Repeated efforts by The Banner to contact attorneys for the group of other partners were unsuccessful Thursday.

Terry claims that on July 15, when he was in Oklahoma City, some of the partners came to the dealerships in Duncan and told some department heads and anyone who asked for court documents about the matter they were fired.

Terry quickly sought and received a temporary restraining order, issued by Stephens County District Court Judge Joe Enos on July 16, that essentially bars him from being fired and maintains the status-quo for now.

Terry said Thursday that everyone purportedly fired came back the next day and resumed working, and for customers, it has been business as usual.

He said the other partners are upset over disbursements of dividend payments and acted hastily and illegally.

A court hearing on the matter had been set for last Tuesday, July 23, but that has been continued until Aug. 12.

Attorneys for both sides have been talking with each other and it is possible they could settle the dispute without further, in-depth legal proceedings.

 But the other five partners have asked that the restraining order be dissolved or, in the alternative, have the court appoint an independent receiver to take control of the dealerships.

They claim in court documents the dealerships “cannot effectively operate in the current state of affairs due to Terry’s mismanagement and misconduct and the dissention among Terry and others.”

Terry said the move to oust him was a breach of franchise agreements with General Motors and Chrysler and will damage his good standing with the auto makers.

He said the others acted illegally in going to the dealerships and trying to fire people.

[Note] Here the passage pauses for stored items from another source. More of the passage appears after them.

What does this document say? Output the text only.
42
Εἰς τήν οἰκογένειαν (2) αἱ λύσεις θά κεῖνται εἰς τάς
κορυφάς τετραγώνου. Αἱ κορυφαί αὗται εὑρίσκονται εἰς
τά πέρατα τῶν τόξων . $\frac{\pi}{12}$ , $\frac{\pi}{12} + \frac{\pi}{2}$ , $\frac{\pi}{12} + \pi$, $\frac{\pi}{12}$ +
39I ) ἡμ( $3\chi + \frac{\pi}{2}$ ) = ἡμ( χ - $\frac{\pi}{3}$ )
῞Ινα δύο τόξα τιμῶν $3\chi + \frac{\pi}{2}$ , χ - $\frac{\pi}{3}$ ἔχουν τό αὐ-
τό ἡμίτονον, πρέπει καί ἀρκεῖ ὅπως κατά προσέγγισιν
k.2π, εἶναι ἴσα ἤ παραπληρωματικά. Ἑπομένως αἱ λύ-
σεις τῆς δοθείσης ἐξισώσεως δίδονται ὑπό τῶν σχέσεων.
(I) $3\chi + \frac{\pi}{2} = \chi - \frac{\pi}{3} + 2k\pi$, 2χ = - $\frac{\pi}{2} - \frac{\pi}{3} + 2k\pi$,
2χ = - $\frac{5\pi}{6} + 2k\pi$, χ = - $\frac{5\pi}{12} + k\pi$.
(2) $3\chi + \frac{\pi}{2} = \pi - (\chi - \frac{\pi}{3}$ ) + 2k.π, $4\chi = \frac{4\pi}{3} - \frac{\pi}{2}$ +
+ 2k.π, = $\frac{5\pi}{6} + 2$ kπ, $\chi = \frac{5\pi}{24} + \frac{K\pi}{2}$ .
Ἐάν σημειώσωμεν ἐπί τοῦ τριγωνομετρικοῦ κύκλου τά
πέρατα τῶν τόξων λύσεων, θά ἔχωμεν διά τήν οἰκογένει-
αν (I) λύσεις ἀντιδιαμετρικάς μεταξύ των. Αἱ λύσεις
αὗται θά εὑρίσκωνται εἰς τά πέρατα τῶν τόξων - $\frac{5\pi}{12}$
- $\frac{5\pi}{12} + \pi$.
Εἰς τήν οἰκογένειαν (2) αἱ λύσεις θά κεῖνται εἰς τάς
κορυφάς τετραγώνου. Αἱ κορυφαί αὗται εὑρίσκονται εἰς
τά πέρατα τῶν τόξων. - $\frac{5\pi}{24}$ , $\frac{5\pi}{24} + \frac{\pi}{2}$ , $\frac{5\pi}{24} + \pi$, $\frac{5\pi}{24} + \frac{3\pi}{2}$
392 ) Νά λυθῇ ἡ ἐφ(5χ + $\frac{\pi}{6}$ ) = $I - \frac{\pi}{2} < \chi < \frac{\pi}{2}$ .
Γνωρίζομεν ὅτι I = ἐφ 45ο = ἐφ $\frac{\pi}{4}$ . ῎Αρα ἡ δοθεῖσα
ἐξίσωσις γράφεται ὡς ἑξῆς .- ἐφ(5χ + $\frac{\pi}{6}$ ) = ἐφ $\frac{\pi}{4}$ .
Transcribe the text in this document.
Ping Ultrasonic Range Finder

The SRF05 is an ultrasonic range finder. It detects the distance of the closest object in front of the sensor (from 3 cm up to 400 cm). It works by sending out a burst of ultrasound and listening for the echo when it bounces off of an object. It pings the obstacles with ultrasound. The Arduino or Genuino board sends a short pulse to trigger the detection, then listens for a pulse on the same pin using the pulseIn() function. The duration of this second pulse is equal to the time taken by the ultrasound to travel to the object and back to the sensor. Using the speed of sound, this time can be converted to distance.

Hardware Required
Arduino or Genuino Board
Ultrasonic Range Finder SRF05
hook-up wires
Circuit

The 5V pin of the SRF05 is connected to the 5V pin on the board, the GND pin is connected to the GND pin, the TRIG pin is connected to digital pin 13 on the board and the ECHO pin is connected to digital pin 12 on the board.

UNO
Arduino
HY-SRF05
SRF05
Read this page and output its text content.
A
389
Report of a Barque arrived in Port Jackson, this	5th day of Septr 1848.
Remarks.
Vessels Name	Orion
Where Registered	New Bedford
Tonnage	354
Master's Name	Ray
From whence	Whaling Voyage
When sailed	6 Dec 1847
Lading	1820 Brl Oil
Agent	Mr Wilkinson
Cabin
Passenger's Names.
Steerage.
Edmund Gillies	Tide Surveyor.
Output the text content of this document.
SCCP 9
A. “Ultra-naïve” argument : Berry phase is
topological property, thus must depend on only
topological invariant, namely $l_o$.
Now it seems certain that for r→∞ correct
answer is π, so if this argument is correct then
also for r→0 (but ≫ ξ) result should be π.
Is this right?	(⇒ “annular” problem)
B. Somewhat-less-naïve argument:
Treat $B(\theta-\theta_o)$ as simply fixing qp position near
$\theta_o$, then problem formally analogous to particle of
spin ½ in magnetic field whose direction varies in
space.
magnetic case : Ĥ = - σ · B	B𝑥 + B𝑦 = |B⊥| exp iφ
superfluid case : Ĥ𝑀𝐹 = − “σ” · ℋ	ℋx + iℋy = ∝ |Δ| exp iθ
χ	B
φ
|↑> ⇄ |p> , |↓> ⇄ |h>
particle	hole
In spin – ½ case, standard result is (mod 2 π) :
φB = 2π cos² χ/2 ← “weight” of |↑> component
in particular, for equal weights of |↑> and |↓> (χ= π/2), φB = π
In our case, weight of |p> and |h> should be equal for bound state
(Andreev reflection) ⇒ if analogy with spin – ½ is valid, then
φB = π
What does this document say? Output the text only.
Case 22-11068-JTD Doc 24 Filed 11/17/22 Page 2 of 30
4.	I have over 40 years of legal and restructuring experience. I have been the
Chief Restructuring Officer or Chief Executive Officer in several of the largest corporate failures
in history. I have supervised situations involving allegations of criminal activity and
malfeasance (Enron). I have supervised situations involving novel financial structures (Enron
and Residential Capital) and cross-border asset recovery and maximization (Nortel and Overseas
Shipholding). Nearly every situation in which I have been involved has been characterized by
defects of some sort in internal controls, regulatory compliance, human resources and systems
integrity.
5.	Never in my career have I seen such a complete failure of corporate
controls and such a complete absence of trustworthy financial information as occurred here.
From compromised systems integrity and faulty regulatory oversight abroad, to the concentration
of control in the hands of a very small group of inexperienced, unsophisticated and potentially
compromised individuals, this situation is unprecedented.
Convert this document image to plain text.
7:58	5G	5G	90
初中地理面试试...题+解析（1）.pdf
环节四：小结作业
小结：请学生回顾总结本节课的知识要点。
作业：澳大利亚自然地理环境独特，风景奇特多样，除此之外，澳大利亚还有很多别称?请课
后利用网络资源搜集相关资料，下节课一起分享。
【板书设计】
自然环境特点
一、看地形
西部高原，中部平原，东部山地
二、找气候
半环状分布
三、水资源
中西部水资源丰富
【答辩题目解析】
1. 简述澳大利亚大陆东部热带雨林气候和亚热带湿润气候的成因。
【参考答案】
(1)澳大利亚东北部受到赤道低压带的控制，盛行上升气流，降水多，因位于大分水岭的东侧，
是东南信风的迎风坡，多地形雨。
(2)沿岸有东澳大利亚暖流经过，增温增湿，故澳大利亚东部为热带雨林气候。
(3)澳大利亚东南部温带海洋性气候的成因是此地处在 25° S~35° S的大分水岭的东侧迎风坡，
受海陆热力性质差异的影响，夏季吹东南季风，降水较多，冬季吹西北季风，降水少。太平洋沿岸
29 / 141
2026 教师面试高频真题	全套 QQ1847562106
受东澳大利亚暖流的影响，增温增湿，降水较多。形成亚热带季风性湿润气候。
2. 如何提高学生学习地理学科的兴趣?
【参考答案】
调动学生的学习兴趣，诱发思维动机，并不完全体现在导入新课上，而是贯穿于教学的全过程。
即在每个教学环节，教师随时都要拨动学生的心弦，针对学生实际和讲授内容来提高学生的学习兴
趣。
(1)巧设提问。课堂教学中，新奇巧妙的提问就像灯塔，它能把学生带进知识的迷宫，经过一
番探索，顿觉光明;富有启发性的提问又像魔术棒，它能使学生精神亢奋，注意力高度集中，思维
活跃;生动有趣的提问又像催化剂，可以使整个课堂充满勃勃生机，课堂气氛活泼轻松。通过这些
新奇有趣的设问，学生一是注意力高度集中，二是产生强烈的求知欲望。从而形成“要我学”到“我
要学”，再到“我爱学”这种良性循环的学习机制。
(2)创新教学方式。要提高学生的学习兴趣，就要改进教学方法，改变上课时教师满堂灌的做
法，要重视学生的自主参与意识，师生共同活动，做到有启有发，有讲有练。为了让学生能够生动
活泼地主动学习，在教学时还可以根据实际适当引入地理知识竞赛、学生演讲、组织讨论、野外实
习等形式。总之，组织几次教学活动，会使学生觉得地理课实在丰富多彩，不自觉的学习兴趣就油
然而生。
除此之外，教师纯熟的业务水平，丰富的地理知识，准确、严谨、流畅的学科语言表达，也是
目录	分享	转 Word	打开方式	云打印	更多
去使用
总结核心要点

He also claims they started rumors “that hurt the dealerships and our place in the community.”

“The environment was shaky for 24 hours but it (the time period) gave everyone (employees) a renewed interest in making sure that every customer is absolutely taken care of,” he said.

The dealerships were owned and operated for years by Larry Battison and the Battison Auto Group, which sold them last December to the group of investors from Edmond that includes Terry.